Derived from Gila (“HEE-lah”) monster saliva, Byetta is a new diabetes treatment drug from Indianapolis-based Eli Lilly and California biotech Amylin Pharmaceuticals Inc.
It was OK’d in late 2005 by the U.S. Food and Drug Administration.
According to educational booklets in my Byetta starter kit, the drug tells the pancreas to make the right amount of insulin after you eat, which prevents high blood sugars.
In Type 2 diabetics, this natural function of the pancreas doesn’t work. It’s either got to be jump-started, as with Byetta, or circumvented by insulin injections.
But unlike insulin, Byetta has an eyebrow-raising side-effect that’s most advantageous for diabetics: weight loss.
In most people, it reduces one’s appetite by telling the brain that the stomach is full, which, it is. The drug slows down how quickly food and glucose leave your stomach.
After prescribing Byetta, my doctor sent me to a Central Maine Medical Center diabetes dietitian at Rumford Hospital to learn about the drug and how to inject it.
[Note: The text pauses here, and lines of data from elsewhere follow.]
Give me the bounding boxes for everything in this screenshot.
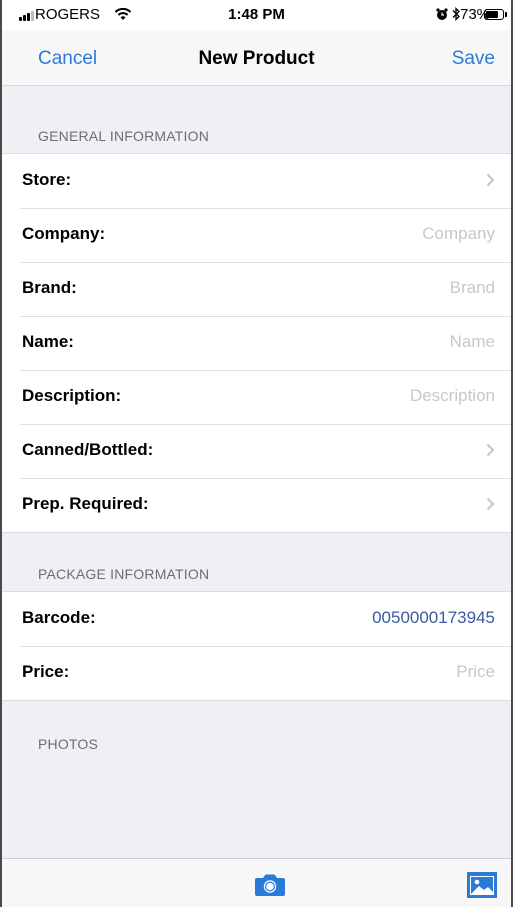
price-row[interactable]: Price: Price <box>2 646 511 700</box>
section-header-general: GENERAL INFORMATION <box>38 128 210 144</box>
chevron-right-icon <box>486 173 495 187</box>
brand-input[interactable]: Brand <box>450 278 495 298</box>
name-input[interactable]: Name <box>450 332 495 352</box>
company-row[interactable]: Company: Company <box>2 208 511 262</box>
general-information-group: Store: Company: Company Brand: Brand Nam… <box>2 153 511 533</box>
chevron-right-icon <box>486 497 495 511</box>
form-content[interactable]: GENERAL INFORMATION Store: Company: Comp… <box>2 86 511 858</box>
company-input[interactable]: Company <box>422 224 495 244</box>
description-label: Description: <box>22 386 122 405</box>
price-input[interactable]: Price <box>456 662 495 682</box>
company-label: Company: <box>22 224 106 243</box>
alarm-icon <box>436 8 448 20</box>
save-button[interactable]: Save <box>452 48 495 70</box>
section-header-package: PACKAGE INFORMATION <box>38 566 210 582</box>
store-row[interactable]: Store: <box>2 154 511 208</box>
barcode-input[interactable]: 0050000173945 <box>372 608 495 628</box>
description-input[interactable]: Description <box>410 386 495 406</box>
photo-library-icon[interactable] <box>466 871 498 899</box>
prep-required-row[interactable]: Prep. Required: <box>2 478 511 532</box>
canned-bottled-label: Canned/Bottled: <box>22 440 154 459</box>
camera-icon[interactable] <box>254 873 286 897</box>
clock-time: 1:48 PM <box>228 6 285 23</box>
battery-tip <box>505 12 507 17</box>
canned-bottled-row[interactable]: Canned/Bottled: <box>2 424 511 478</box>
brand-label: Brand: <box>22 278 77 297</box>
battery-icon <box>484 9 504 20</box>
brand-row[interactable]: Brand: Brand <box>2 262 511 316</box>
status-bar: ROGERS 1:48 PM 73% <box>2 0 511 30</box>
store-label: Store: <box>22 170 72 189</box>
description-row[interactable]: Description: Description <box>2 370 511 424</box>
barcode-label: Barcode: <box>22 608 96 627</box>
chevron-right-icon <box>486 443 495 457</box>
prep-required-label: Prep. Required: <box>22 494 149 513</box>
page-title: New Product <box>198 48 315 69</box>
barcode-row[interactable]: Barcode: 0050000173945 <box>2 592 511 646</box>
price-label: Price: <box>22 662 70 681</box>
name-label: Name: <box>22 332 74 351</box>
package-information-group: Barcode: 0050000173945 Price: Price <box>2 591 511 701</box>
section-header-photos: PHOTOS <box>38 736 99 752</box>
name-row[interactable]: Name: Name <box>2 316 511 370</box>
navigation-bar: Cancel New Product Save <box>2 30 511 86</box>
bottom-toolbar <box>2 858 511 907</box>
bluetooth-icon <box>452 7 460 21</box>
That’s where I learned that Byetta is a synthetic version of exenatide, a protein found in the saliva of Gila monsters, which are the largest lizards native to the nation.
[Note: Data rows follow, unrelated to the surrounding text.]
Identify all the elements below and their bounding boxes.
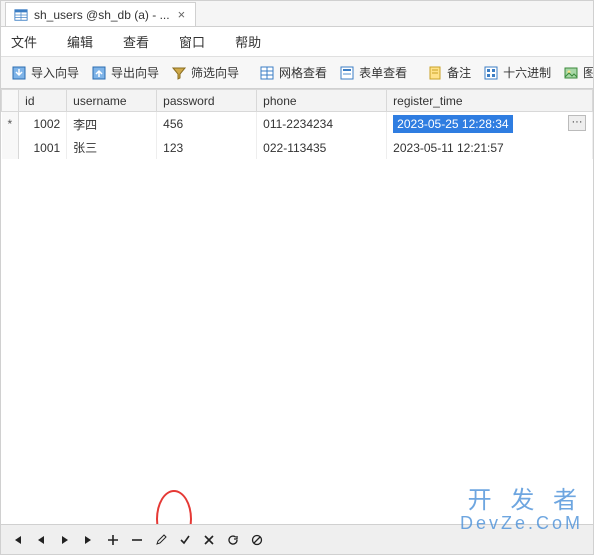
col-id[interactable]: id (19, 90, 67, 112)
tab-close-button[interactable]: × (176, 7, 188, 22)
cell-ellipsis-button[interactable]: ··· (568, 115, 586, 131)
memo-label: 备注 (447, 64, 471, 81)
tab-bar: sh_users @sh_db (a) - ... × (1, 1, 593, 27)
next-record-button[interactable] (57, 532, 73, 548)
memo-icon (427, 65, 443, 81)
filter-wizard-button[interactable]: 筛选向导 (165, 61, 245, 84)
cell-password[interactable]: 456 (157, 112, 257, 137)
data-grid[interactable]: id username password phone register_time… (1, 89, 593, 159)
data-grid-area: id username password phone register_time… (1, 89, 593, 524)
menu-window[interactable]: 窗口 (173, 28, 211, 55)
apply-button[interactable] (177, 532, 193, 548)
image-button[interactable]: 图像 (557, 61, 593, 84)
import-icon (11, 65, 27, 81)
menu-view[interactable]: 查看 (117, 28, 155, 55)
cell-id[interactable]: 1002 (19, 112, 67, 137)
selected-cell-value[interactable]: 2023-05-25 12:28:34 (393, 115, 512, 133)
row-marker (2, 136, 19, 159)
cell-phone[interactable]: 022-113435 (257, 136, 387, 159)
tab-title: sh_users @sh_db (a) - ... (34, 8, 170, 22)
cell-username[interactable]: 张三 (67, 136, 157, 159)
form-view-button[interactable]: 表单查看 (333, 61, 413, 84)
stop-button[interactable] (249, 532, 265, 548)
cancel-button[interactable] (201, 532, 217, 548)
filter-icon (171, 65, 187, 81)
toolbar: 导入向导 导出向导 筛选向导 网格查看 表单查看 备注 十六进制 图像 (1, 57, 593, 89)
image-label: 图像 (583, 64, 593, 81)
form-view-label: 表单查看 (359, 64, 407, 81)
delete-record-button[interactable] (129, 532, 145, 548)
edit-record-button[interactable] (153, 532, 169, 548)
hex-label: 十六进制 (503, 64, 551, 81)
cell-username[interactable]: 李四 (67, 112, 157, 137)
last-record-button[interactable] (81, 532, 97, 548)
table-row[interactable]: *1002李四456011-22342342023-05-25 12:28:34… (2, 112, 593, 137)
image-icon (563, 65, 579, 81)
cell-register-time[interactable]: 2023-05-11 12:21:57 (387, 136, 593, 159)
row-marker: * (2, 112, 19, 137)
export-wizard-label: 导出向导 (111, 64, 159, 81)
menu-edit[interactable]: 编辑 (61, 28, 99, 55)
record-nav-bar (1, 524, 593, 554)
menu-bar: 文件 编辑 查看 窗口 帮助 (1, 27, 593, 57)
col-phone[interactable]: phone (257, 90, 387, 112)
import-wizard-button[interactable]: 导入向导 (5, 61, 85, 84)
menu-file[interactable]: 文件 (5, 28, 43, 55)
cell-id[interactable]: 1001 (19, 136, 67, 159)
grid-view-label: 网格查看 (279, 64, 327, 81)
table-icon (14, 8, 28, 22)
table-row[interactable]: 1001张三123022-1134352023-05-11 12:21:57 (2, 136, 593, 159)
first-record-button[interactable] (9, 532, 25, 548)
active-tab[interactable]: sh_users @sh_db (a) - ... × (5, 2, 196, 26)
menu-help[interactable]: 帮助 (229, 28, 267, 55)
grid-view-button[interactable]: 网格查看 (253, 61, 333, 84)
export-wizard-button[interactable]: 导出向导 (85, 61, 165, 84)
cell-phone[interactable]: 011-2234234 (257, 112, 387, 137)
header-row: id username password phone register_time (2, 90, 593, 112)
import-wizard-label: 导入向导 (31, 64, 79, 81)
filter-wizard-label: 筛选向导 (191, 64, 239, 81)
cell-register-time[interactable]: 2023-05-25 12:28:34 ··· (387, 112, 593, 137)
cell-password[interactable]: 123 (157, 136, 257, 159)
export-icon (91, 65, 107, 81)
hex-icon (483, 65, 499, 81)
add-record-button[interactable] (105, 532, 121, 548)
form-icon (339, 65, 355, 81)
grid-icon (259, 65, 275, 81)
col-register-time[interactable]: register_time (387, 90, 593, 112)
col-username[interactable]: username (67, 90, 157, 112)
col-password[interactable]: password (157, 90, 257, 112)
hex-button[interactable]: 十六进制 (477, 61, 557, 84)
row-marker-header[interactable] (2, 90, 19, 112)
refresh-button[interactable] (225, 532, 241, 548)
prev-record-button[interactable] (33, 532, 49, 548)
memo-button[interactable]: 备注 (421, 61, 477, 84)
Gila monsters, which I think are cute in an ugly sort of way, are lethargic, heavy-bodied lizards covered with bead-like scales of mottled black and yellow, pink or red.
They are also one of only two venomous lizards in the world. The other is a cousin: the Mexican beaded lizard.
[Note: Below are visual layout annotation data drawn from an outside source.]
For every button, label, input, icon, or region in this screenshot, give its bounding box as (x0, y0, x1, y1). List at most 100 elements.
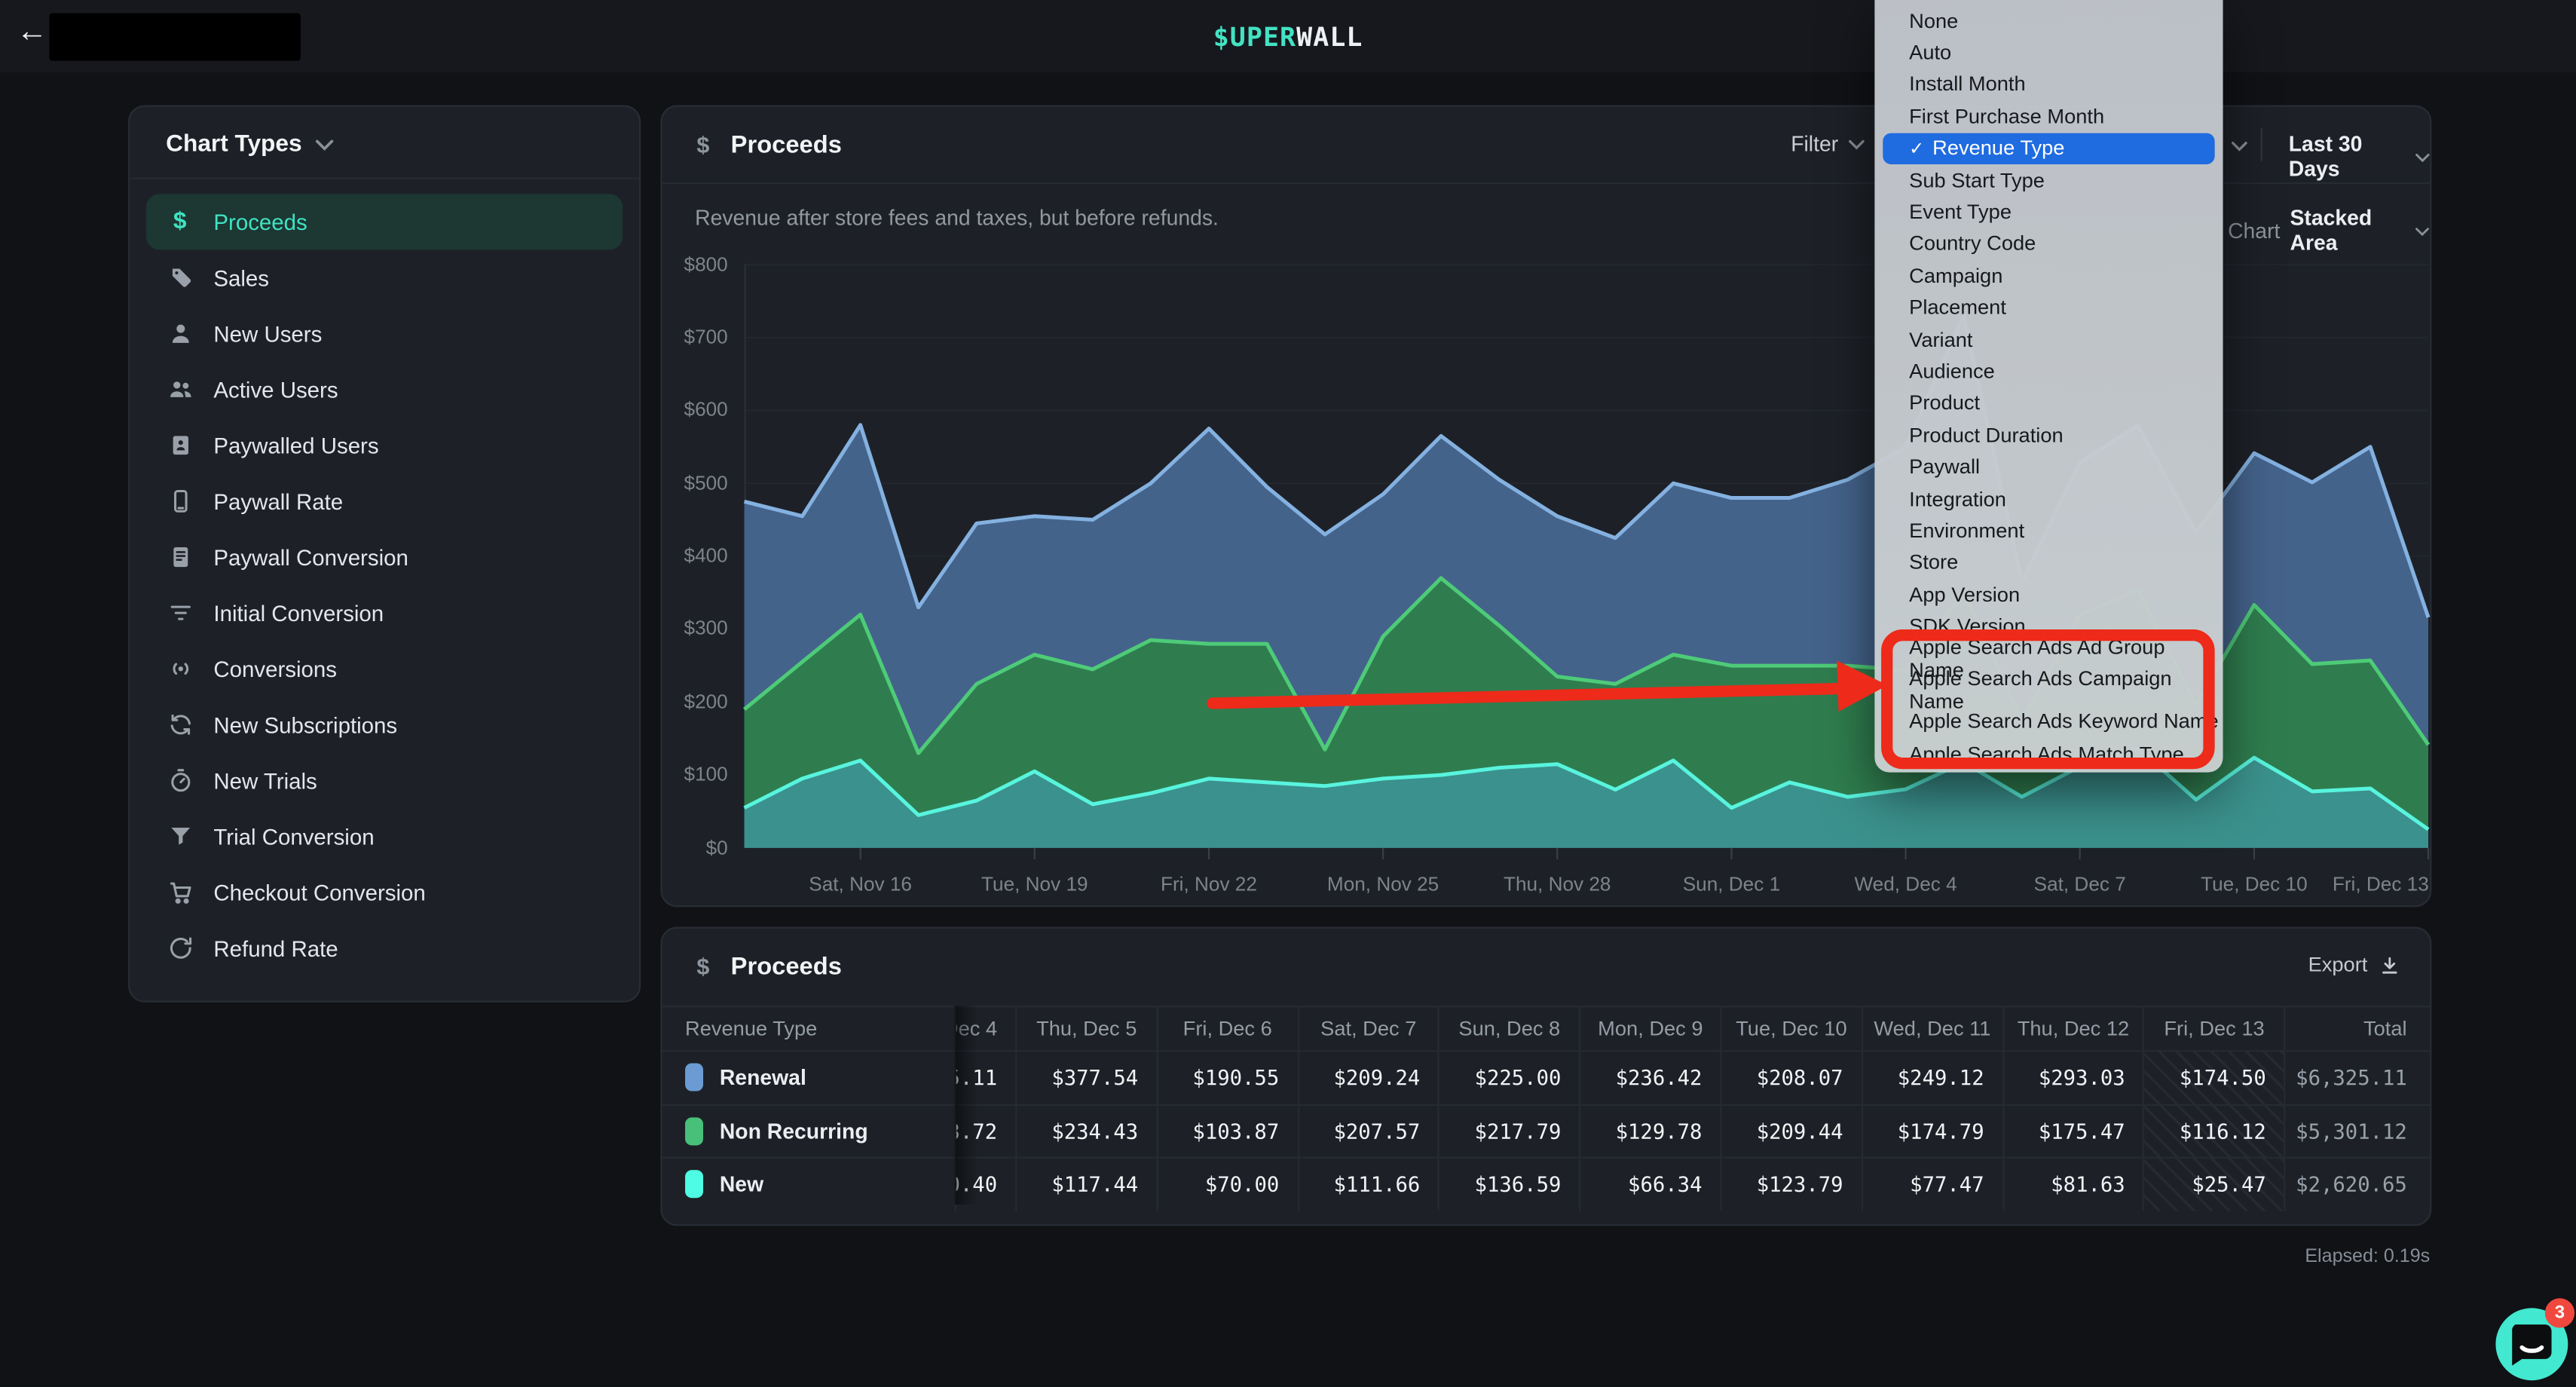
menu-item-auto[interactable]: Auto (1874, 37, 2223, 69)
value-cell: $117.44 (1051, 1172, 1138, 1197)
menu-item-label: Sub Start Type (1909, 169, 2045, 192)
menu-item-environment[interactable]: Environment (1874, 515, 2223, 547)
sidebar-item-label: New Trials (213, 768, 317, 793)
menu-item-none[interactable]: None (1874, 5, 2223, 37)
menu-item-apple-search-ads-match-type[interactable]: Apple Search Ads Match Type (1874, 738, 2223, 770)
menu-item-install-month[interactable]: Install Month (1874, 69, 2223, 100)
menu-item-label: SDK Version (1909, 615, 2026, 638)
chart-subtitle: Revenue after store fees and taxes, but … (695, 206, 1219, 231)
menu-item-product[interactable]: Product (1874, 387, 2223, 419)
sidebar-item-new-users[interactable]: New Users (146, 305, 623, 361)
cart-icon (166, 878, 194, 906)
export-button[interactable]: Export (2308, 953, 2400, 976)
total-cell: $2,620.65 (2296, 1172, 2407, 1197)
chart-types-sidebar: Chart Types $Proceeds Sales New Users Activ… (128, 106, 641, 1003)
series-color-swatch (685, 1171, 703, 1199)
chat-launcher-button[interactable]: 3 (2495, 1308, 2568, 1380)
chart-types-title: Chart Types (166, 131, 301, 158)
table-row-renewal[interactable]: Renewal5.11$377.54$190.55$209.24$225.00$… (662, 1050, 2431, 1104)
column-header: Total (2284, 1007, 2430, 1050)
date-range-button[interactable]: Last 30 Days (2289, 131, 2430, 180)
sidebar-item-sales[interactable]: Sales (146, 250, 623, 305)
group-by-chevron-icon[interactable] (2231, 141, 2247, 151)
series-color-swatch (685, 1117, 703, 1145)
menu-item-event-type[interactable]: Event Type (1874, 196, 2223, 228)
menu-item-label: Product (1909, 392, 1980, 415)
row-label: Renewal (720, 1065, 806, 1090)
value-cell: $174.50 (2180, 1065, 2266, 1090)
menu-item-label: Placement (1909, 296, 2006, 320)
value-cell: $293.03 (2039, 1065, 2125, 1090)
table-row-non-recurring[interactable]: Non Recurring3.72$234.43$103.87$207.57$2… (662, 1104, 2431, 1157)
app-root: ← $UPERWALL Chart Types $ProceedsSalesNe… (0, 0, 2576, 1387)
menu-item-store[interactable]: Store (1874, 547, 2223, 578)
menu-item-revenue-type[interactable]: ✓Revenue Type (1883, 133, 2214, 164)
row-label: New (720, 1172, 763, 1197)
menu-item-product-duration[interactable]: Product Duration (1874, 419, 2223, 451)
sidebar-item-proceeds[interactable]: $Proceeds (146, 194, 623, 250)
menu-item-label: Store (1909, 551, 1958, 574)
export-label: Export (2308, 953, 2368, 976)
menu-item-campaign[interactable]: Campaign (1874, 260, 2223, 292)
value-cell: $129.78 (1616, 1119, 1703, 1144)
menu-item-label: Variant (1909, 328, 1972, 351)
sidebar-item-label: New Users (213, 321, 322, 346)
sidebar-item-trial-conversion[interactable]: Trial Conversion (146, 809, 623, 865)
column-header: Mon, Dec 9 (1579, 1007, 1720, 1050)
sidebar-item-new-trials[interactable]: New Trials (146, 752, 623, 808)
menu-item-label: None (1909, 9, 1958, 32)
x-tick-label: Tue, Nov 19 (981, 873, 1088, 896)
proceeds-table: Revenue TypeDec 4Thu, Dec 5Fri, Dec 6Sat… (662, 1006, 2431, 1211)
menu-item-label: Campaign (1909, 265, 2002, 288)
table-row-new[interactable]: New0.40$117.44$70.00$111.66$136.59$66.34… (662, 1157, 2431, 1211)
value-cell: $81.63 (2051, 1172, 2125, 1197)
header-divider (2261, 128, 2262, 161)
menu-item-audience[interactable]: Audience (1874, 356, 2223, 387)
sidebar-item-paywall-conversion[interactable]: Paywall Conversion (146, 529, 623, 585)
sidebar-item-checkout-conversion[interactable]: Checkout Conversion (146, 865, 623, 920)
menu-item-paywall[interactable]: Paywall (1874, 451, 2223, 482)
menu-item-label: Country Code (1909, 232, 2036, 256)
tag-icon (166, 264, 194, 292)
date-range-label: Last 30 Days (2289, 131, 2406, 180)
menu-item-app-version[interactable]: App Version (1874, 578, 2223, 610)
sidebar-item-label: Sales (213, 265, 269, 290)
menu-item-apple-search-ads-campaign-name[interactable]: Apple Search Ads Campaign Name (1874, 674, 2223, 706)
value-cell: $236.42 (1616, 1065, 1703, 1090)
chart-type-select[interactable]: Chart Stacked Area (2228, 206, 2430, 255)
sidebar-item-refund-rate[interactable]: Refund Rate (146, 920, 623, 976)
sidebar-item-initial-conversion[interactable]: Initial Conversion (146, 585, 623, 641)
sidebar-item-paywall-rate[interactable]: Paywall Rate (146, 473, 623, 529)
filter-button[interactable]: Filter (1791, 131, 1865, 156)
value-cell: $209.44 (1757, 1119, 1843, 1144)
radio-icon (166, 655, 194, 683)
sidebar-list: $ProceedsSalesNew UsersActive UsersPaywa… (130, 179, 639, 976)
menu-item-integration[interactable]: Integration (1874, 483, 2223, 515)
menu-item-label: Audience (1909, 360, 1995, 383)
sidebar-item-conversions[interactable]: Conversions (146, 641, 623, 697)
column-header: Fri, Dec 6 (1156, 1007, 1297, 1050)
menu-item-variant[interactable]: Variant (1874, 323, 2223, 355)
table-panel-header: $ Proceeds (662, 929, 2431, 1004)
menu-item-placement[interactable]: Placement (1874, 292, 2223, 323)
total-cell: $6,325.11 (2296, 1065, 2407, 1090)
id-card-icon (166, 431, 194, 459)
x-tick-label: Thu, Nov 28 (1504, 873, 1611, 896)
menu-item-label: Integration (1909, 487, 2006, 510)
sidebar-item-active-users[interactable]: Active Users (146, 362, 623, 418)
menu-item-sub-start-type[interactable]: Sub Start Type (1874, 164, 2223, 196)
column-header: Wed, Dec 11 (1861, 1007, 2002, 1050)
menu-item-apple-search-ads-keyword-name[interactable]: Apple Search Ads Keyword Name (1874, 706, 2223, 738)
dollar-icon: $ (696, 131, 709, 158)
menu-item-country-code[interactable]: Country Code (1874, 228, 2223, 259)
column-header: Revenue Type (662, 1007, 955, 1050)
chart-types-header[interactable]: Chart Types (130, 107, 639, 178)
menu-item-label: Apple Search Ads Match Type (1909, 742, 2184, 766)
filter-lines-icon (166, 599, 194, 627)
sidebar-item-paywalled-users[interactable]: Paywalled Users (146, 418, 623, 473)
menu-item-first-purchase-month[interactable]: First Purchase Month (1874, 100, 2223, 132)
column-header: Thu, Dec 5 (1015, 1007, 1156, 1050)
sidebar-item-new-subscriptions[interactable]: New Subscriptions (146, 697, 623, 752)
logo-accent: $UPER (1213, 20, 1296, 51)
logo-rest: WALL (1296, 20, 1363, 51)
Gila monsters are the ultimate “couch potato,” spending 99 percent of their lives underground in burrows or under rocks, according to the San Diego Zoo Web site.
In 1963, when I was a mere 5 years old and living in the Sonoran Desert — the protected reptile’s ever-decreasing home range due to urban sprawl — the zoo (my favorite due to its lizards) became the first in the world to hatch Gila monsters.
Often described as the pit bull of the lizard world, these lizards will muckle onto you with lockjaw tenacity and even flip themselves over while holding on. That’s if you approach them while ignoring the loud hiss emanating from their wide-open maw, laden with brittle tiny teeth through which their venom flows as they chew on you.
“Watch out for Gila monsters!” my parents would always emphatically warn me and my siblings before we ventured into the Arizona desert, eager to learn about the environment in which we lived in Superior and Apache Junction.
What’s funny about getting to inject oneself with Gila monster lizard spit at the age of 51, is that when I was a kid, some of my brothers and I would try to find and catch these critters and rattlesnakes to sell for cash.
I can’t recall if we ever found any Gila monsters, but we found plenty of rattlers.
So, it’s really weird to come full circle at midlife — 3,000-plus miles away in Maine — from a poisonous lizard species I sought to catch as a child.